Pour l’instant, PADI-web ne traite que les articles provenant du moteur de recherche Google. Les chercheurs aimeraient l’ouvrir à d’autres moteurs de recherche, comme Baidu, le moteur de recherche chinois. « Mais cela constitue un vrai défi technologique » , prévient la doctorante.

Selon Mathieu Roche, il y a matière à évoluer également dans les thèmes traités par PADI-web : « A long terme, l’objectif est de généraliser un maximum nos approches pour qu'elles puissent aussi être utilisées pour d’autres veilles, comme en santé végétale.

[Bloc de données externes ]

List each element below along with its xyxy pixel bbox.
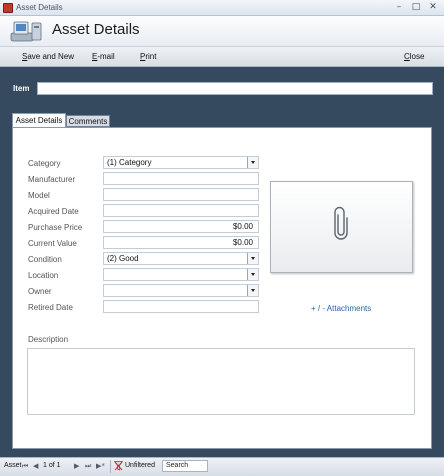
new-record-icon[interactable]: ▶* bbox=[96, 462, 105, 470]
description-label: Description bbox=[28, 335, 69, 344]
chevron-down-icon[interactable] bbox=[247, 285, 258, 296]
description-field[interactable] bbox=[27, 348, 415, 415]
access-app-icon bbox=[3, 3, 13, 13]
manufacturer-label: Manufacturer bbox=[28, 175, 76, 184]
form-header: Asset Details bbox=[0, 16, 444, 46]
previous-record-icon[interactable]: ◀ bbox=[33, 462, 38, 470]
toolbar: Save and New E-mail Print Close bbox=[0, 46, 444, 67]
close-button[interactable]: Close bbox=[404, 52, 424, 61]
acquired-date-label: Acquired Date bbox=[28, 207, 79, 216]
category-dropdown[interactable]: (1) Category bbox=[103, 156, 259, 169]
model-label: Model bbox=[28, 191, 50, 200]
chevron-down-icon[interactable] bbox=[247, 269, 258, 280]
next-record-icon[interactable]: ▶ bbox=[74, 462, 79, 470]
retired-date-field[interactable] bbox=[103, 300, 259, 313]
print-button[interactable]: Print bbox=[140, 52, 156, 61]
chevron-down-icon[interactable] bbox=[247, 253, 258, 264]
current-value-field[interactable]: $0.00 bbox=[103, 236, 259, 249]
save-and-new-button[interactable]: Save and New bbox=[22, 52, 74, 61]
filter-icon bbox=[114, 461, 123, 471]
condition-label: Condition bbox=[28, 255, 62, 264]
window-controls: – □ ✕ bbox=[389, 1, 440, 14]
paperclip-icon bbox=[334, 206, 348, 240]
category-label: Category bbox=[28, 159, 61, 168]
window-title-bar: Asset Details – □ ✕ bbox=[0, 0, 444, 16]
close-icon[interactable]: ✕ bbox=[426, 1, 440, 14]
item-label: Item bbox=[13, 84, 30, 93]
window-title: Asset Details bbox=[16, 3, 63, 12]
retired-date-label: Retired Date bbox=[28, 303, 73, 312]
owner-label: Owner bbox=[28, 287, 52, 296]
attachment-box[interactable] bbox=[270, 181, 413, 273]
page-title: Asset Details bbox=[52, 21, 140, 38]
asset-form-icon bbox=[10, 21, 42, 42]
record-position[interactable]: 1 of 1 bbox=[43, 462, 61, 469]
form-body: Item Asset Details Comments Category (1)… bbox=[0, 67, 444, 457]
email-button[interactable]: E-mail bbox=[92, 52, 115, 61]
manufacturer-field[interactable] bbox=[103, 172, 259, 185]
record-navigation-bar: Asset ⏮ ◀ 1 of 1 ▶ ⏭ ▶* Unfiltered Searc… bbox=[0, 457, 444, 476]
chevron-down-icon[interactable] bbox=[247, 157, 258, 168]
search-input[interactable]: Search bbox=[162, 460, 208, 472]
current-value-label: Current Value bbox=[28, 239, 77, 248]
condition-value: (2) Good bbox=[107, 254, 139, 263]
location-dropdown[interactable] bbox=[103, 268, 259, 281]
filter-status[interactable]: Unfiltered bbox=[125, 462, 155, 469]
purchase-price-field[interactable]: $0.00 bbox=[103, 220, 259, 233]
minimize-icon[interactable]: – bbox=[392, 1, 406, 14]
last-record-icon[interactable]: ⏭ bbox=[85, 462, 91, 471]
category-value: (1) Category bbox=[107, 158, 152, 167]
purchase-price-label: Purchase Price bbox=[28, 223, 83, 232]
owner-dropdown[interactable] bbox=[103, 284, 259, 297]
tab-comments[interactable]: Comments bbox=[66, 115, 110, 127]
asset-details-panel: Category (1) Category Manufacturer Model… bbox=[12, 127, 432, 449]
model-field[interactable] bbox=[103, 188, 259, 201]
record-label: Asset bbox=[4, 462, 22, 469]
location-label: Location bbox=[28, 271, 59, 280]
divider bbox=[110, 460, 111, 473]
tab-asset-details[interactable]: Asset Details bbox=[12, 113, 66, 128]
acquired-date-field[interactable] bbox=[103, 204, 259, 217]
condition-dropdown[interactable]: (2) Good bbox=[103, 252, 259, 265]
first-record-icon[interactable]: ⏮ bbox=[22, 462, 28, 471]
item-input[interactable] bbox=[37, 82, 433, 95]
maximize-icon[interactable]: □ bbox=[409, 1, 423, 14]
attachments-link[interactable]: + / - Attachments bbox=[311, 304, 371, 313]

Mais cela demandera du temps et nécessitera de consolider encore davantage nos collaborations avec INRAE et l’ANSES, déjà impliqués dans les travaux autour de PADI-Web ».

MOOD : un projet H2020 pour renforcer le dispositif de veille sanitaire en Europe

Dans le cadre du programme européen H2020, le projet MOOD coordonné par le Cirad pèse 14 millions d’euros et réunit 25 partenaires parmi 12 pays. Ce projet de 4 ans vise à améliorer la veille sanitaire européenne, avec un focus sur les maladies exotiques ou émergentes qui menacent le vieux continent. Le but est de développer des nouveaux outils, innovants et complémentaires par rapport à ceux déjà existant. Des travaux seront conduits en France, Serbie, Finlande, Italie, Espagne, puis les résultats seront disséminés dans tous les pays de l’UE. Le Cirad, par son expertise sur les maladies tropicales, mais aussi par sa veille en ligne des maladies animales avec PADI-web, est dans les starting blocks pour préparer la réunion de lancement, qui aura lieu à Stockholm en mars prochain.

Référence

Valentin Sarah, Arsevska Elena, Falala Sylvain, De Goër Jocelyn, Lancelot Renaud, Mercier Alizé, Rabatel Julien, Roche Mathieu. 2020. PADI-web: A multilingual event-based surveillance system for monitoring animal infectious diseases. Computers and Electronics in Agriculture , 169, 105163, 5 p.